Czy kolejna próba się powiedzie?
Pomysł sześciogodzinnego dnia pracy powraca do Norwegii jak bumerang. W latach 90. wprowadzono go w domach opieki społecznej. W latach 2005-2007 pracowali według tego systemu zatrudnieni do świadczenia usług domowych w Bergen. W obu przypadkach skrócenie dnia roboczego do 6 godzin poskutkowało poprawą samopoczucia wśród pracowników oraz lepszym postrzeganiem przez nich środowiska pracy. Nie zmniejszyła się jednak absencja spowodowana chorobami.
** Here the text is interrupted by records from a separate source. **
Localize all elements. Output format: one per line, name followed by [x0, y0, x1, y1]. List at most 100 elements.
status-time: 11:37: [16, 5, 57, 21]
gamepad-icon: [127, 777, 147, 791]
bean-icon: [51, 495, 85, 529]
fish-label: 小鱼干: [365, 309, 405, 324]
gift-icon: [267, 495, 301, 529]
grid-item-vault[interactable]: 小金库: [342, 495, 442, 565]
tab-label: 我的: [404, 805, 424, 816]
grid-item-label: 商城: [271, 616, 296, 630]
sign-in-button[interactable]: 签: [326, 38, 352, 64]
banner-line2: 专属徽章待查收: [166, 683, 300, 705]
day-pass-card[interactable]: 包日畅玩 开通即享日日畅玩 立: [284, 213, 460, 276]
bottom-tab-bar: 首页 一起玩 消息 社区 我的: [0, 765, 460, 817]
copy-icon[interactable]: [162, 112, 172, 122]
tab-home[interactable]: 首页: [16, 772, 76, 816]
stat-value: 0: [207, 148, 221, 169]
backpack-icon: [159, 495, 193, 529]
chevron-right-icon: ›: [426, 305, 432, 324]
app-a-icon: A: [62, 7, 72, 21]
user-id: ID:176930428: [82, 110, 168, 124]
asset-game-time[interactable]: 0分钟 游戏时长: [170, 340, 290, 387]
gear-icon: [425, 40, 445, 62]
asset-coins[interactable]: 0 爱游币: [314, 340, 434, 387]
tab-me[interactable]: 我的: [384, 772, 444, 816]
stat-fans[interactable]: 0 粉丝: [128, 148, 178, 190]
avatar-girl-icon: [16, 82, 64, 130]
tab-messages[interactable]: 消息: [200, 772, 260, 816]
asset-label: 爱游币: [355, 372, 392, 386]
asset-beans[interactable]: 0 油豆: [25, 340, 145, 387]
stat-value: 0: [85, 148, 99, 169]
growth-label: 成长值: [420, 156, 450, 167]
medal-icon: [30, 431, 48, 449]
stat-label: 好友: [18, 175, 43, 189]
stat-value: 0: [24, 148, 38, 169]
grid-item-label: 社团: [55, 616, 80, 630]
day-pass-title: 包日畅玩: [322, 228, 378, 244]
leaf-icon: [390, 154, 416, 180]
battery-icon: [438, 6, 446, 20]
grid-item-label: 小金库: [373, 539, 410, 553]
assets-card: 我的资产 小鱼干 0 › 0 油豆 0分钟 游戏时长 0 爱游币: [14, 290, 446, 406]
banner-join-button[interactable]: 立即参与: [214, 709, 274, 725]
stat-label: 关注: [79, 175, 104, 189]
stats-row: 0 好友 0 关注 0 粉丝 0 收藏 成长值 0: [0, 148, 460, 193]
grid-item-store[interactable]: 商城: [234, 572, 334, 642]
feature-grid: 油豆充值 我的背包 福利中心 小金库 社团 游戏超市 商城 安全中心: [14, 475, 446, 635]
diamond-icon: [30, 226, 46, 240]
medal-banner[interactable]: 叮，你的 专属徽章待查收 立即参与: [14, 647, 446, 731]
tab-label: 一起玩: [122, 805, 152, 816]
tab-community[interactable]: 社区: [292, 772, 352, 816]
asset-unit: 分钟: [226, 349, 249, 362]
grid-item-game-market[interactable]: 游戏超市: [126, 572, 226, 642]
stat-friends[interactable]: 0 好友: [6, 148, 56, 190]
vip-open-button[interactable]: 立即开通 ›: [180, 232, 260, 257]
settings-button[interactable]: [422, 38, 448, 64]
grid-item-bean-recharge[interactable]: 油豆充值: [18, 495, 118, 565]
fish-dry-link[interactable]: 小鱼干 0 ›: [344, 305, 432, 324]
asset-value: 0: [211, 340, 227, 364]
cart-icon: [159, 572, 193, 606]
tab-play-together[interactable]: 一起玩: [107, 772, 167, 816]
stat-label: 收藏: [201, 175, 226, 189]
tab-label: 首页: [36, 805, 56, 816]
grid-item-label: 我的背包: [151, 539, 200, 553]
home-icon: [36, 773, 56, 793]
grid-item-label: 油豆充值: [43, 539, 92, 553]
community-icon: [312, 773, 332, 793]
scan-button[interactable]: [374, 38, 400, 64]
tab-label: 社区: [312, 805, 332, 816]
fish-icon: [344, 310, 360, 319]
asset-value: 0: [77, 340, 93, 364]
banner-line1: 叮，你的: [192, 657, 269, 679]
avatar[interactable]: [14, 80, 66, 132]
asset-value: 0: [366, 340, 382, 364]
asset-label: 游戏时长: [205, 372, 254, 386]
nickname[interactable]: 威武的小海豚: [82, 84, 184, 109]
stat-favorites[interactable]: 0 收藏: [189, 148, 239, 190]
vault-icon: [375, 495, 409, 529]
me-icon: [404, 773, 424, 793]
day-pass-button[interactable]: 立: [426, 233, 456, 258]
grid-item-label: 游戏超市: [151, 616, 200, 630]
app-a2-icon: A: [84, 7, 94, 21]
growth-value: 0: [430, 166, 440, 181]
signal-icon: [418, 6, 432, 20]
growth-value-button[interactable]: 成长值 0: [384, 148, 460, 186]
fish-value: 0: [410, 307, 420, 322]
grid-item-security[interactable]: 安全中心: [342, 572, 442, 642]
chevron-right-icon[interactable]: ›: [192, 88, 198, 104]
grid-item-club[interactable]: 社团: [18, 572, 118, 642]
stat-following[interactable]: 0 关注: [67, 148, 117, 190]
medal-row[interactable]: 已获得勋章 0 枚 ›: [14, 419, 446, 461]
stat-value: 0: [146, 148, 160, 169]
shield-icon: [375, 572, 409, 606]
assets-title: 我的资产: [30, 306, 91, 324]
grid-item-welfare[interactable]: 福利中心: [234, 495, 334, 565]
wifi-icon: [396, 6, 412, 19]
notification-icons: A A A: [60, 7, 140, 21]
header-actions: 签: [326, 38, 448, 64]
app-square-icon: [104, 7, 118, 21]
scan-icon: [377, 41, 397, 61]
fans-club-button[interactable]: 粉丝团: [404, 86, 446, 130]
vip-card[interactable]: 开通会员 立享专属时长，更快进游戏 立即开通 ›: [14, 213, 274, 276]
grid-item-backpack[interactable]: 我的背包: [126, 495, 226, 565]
Nie wskazano również na żadne korzyści lub straty finansowe.
Od 2006 roku z sześciogodzinnego dnia pracy słynęły zakłady produkcyjne Tine w Heimdal. Produktywność pracowników wzrosła oraz zmniejszyła się ich absencja spowodowana zwolnieniem chorobowym. W 2019 roku zarząd przedsiębiorstwa poinformował o zakończeniu programu. Decyzja wywołała falę protestów wśród pracowników, jednak nie przyczyniła się do zmiany zdania przez władze spółki.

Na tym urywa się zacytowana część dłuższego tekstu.